Charles Parker Company
- Founded: 1832
- Defunct: c. 1975
- Headquarters: Meriden, Connecticut, United States
- Area served: Predominately the United States
- Key people: Charles Parker, Dexter Parker
- Products: Metalware, Art Brass, guns, lamps, hardware, coffee mills, piano stools, sewing machines, spectacles

= Charles Parker Company =

American manufacturing company

The Charles Parker Company (born 1832) was formed in Meriden, Connecticut, by Charles Parker, and over the years manufactured products including metalware, Art Brass (now in museums), hardware, lamps, spectacles, and piano stools. Also related to the company were others founded by Charles Parker: including Parker Brothers (gun manufacturer), Meriden Curtain Fixture Co. (established 1869), and Parker & Whipple Co. clock manufacturers.

As of 1868, Charles Parker Company and related initiatives were described as comprising "four large manufactories, located at different places in Meriden and its vicinity, and some of them comprise so many departments for the manufacture of distinct articles that they might be regarded as several distinct establishments." The main factory, consisting of numerous buildings, was estimated to cover two acres in the center of Meriden.

At the 19th century fairs, the Meriden Curtain Fixture Company participated in the 1876 Centennial Exhibition in Philadelphia and received an award. The company also participated in the 1893 World's Columbian Exposition in Chicago. As of 1895, this company is referred to as "the largest establishment of the kind in the world".

In 1940, the Charles Parker Company acquired the Bradley & Hubbard Manufacturing Company.

The Charles Parker Company was in operation until the 1970s. In 1973, the company participated as an exhibitor at the Eastern States Exposition in West Springfield, Massachusetts.
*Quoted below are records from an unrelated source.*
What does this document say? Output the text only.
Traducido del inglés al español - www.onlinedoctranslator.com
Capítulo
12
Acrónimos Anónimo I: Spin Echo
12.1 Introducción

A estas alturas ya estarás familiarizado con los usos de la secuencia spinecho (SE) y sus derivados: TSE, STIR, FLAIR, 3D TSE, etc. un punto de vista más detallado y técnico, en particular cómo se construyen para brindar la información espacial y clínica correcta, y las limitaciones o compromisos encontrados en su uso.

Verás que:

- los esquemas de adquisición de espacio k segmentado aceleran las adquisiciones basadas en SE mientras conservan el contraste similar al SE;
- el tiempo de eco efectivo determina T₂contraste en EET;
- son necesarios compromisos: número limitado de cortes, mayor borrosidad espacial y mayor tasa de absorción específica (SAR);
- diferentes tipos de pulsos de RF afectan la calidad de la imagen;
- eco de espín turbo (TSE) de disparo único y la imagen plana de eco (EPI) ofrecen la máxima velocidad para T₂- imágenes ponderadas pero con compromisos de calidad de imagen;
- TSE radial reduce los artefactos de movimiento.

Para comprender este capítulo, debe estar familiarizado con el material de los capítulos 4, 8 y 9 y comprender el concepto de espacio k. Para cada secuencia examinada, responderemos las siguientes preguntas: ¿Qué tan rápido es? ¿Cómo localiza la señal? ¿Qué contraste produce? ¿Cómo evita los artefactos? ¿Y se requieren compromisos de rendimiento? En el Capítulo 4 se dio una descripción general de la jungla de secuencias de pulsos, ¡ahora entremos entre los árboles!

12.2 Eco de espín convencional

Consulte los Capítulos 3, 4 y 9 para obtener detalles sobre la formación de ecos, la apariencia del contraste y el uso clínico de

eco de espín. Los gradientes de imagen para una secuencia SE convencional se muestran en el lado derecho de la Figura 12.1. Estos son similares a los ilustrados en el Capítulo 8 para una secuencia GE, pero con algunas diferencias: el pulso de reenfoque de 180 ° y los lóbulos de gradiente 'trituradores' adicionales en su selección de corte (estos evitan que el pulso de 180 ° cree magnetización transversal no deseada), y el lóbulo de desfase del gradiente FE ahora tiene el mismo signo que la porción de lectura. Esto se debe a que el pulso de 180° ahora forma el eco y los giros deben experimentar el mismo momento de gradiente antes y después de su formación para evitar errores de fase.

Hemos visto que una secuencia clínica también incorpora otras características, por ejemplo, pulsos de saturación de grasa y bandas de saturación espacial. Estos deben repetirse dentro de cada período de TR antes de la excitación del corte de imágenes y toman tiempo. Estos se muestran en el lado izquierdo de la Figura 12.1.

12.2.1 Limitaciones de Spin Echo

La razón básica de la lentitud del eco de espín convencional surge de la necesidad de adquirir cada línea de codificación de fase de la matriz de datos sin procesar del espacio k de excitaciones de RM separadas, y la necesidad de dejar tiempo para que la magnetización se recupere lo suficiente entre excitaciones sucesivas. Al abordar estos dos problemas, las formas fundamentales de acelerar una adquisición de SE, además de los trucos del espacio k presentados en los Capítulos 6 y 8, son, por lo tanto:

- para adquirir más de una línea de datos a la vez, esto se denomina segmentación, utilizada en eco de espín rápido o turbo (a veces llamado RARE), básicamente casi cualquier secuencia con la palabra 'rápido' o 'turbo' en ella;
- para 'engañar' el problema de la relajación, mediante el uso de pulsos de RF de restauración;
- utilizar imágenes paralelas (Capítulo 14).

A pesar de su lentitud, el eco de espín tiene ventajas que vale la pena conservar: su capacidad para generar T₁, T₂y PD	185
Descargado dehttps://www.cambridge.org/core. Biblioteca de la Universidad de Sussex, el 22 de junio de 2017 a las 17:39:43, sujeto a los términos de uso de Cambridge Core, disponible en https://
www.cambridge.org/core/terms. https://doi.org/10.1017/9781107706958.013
Among the diversity of Charles Parker products, Parker guns are very actively collected and traded, including the historical catalogues illustrating the designs. Design catalogues featuring Parker vises design are also a significant collectible.
Charles Parker Company "Art Brass", largely focused on tables and shelves, is another. Examples of these Art Brass designs are in the Brooklyn Museum, the Dallas Museum of Art, the Munson Williams Proctor Arts Institute museum in Utica, New York, the St. Louis Art Museum, and Yale University Art Gallery.

In 2005–2007, Charles Parker Art Brass designs were featured in the exhibition A Brass Menagerie: Metalwork of the Aesthetic Movement exhibited in Utica and New York City. In 1994–95, the company was included in the Dallas Museum of Art's exhibition Silver in America 1840-1940: A century of splendor.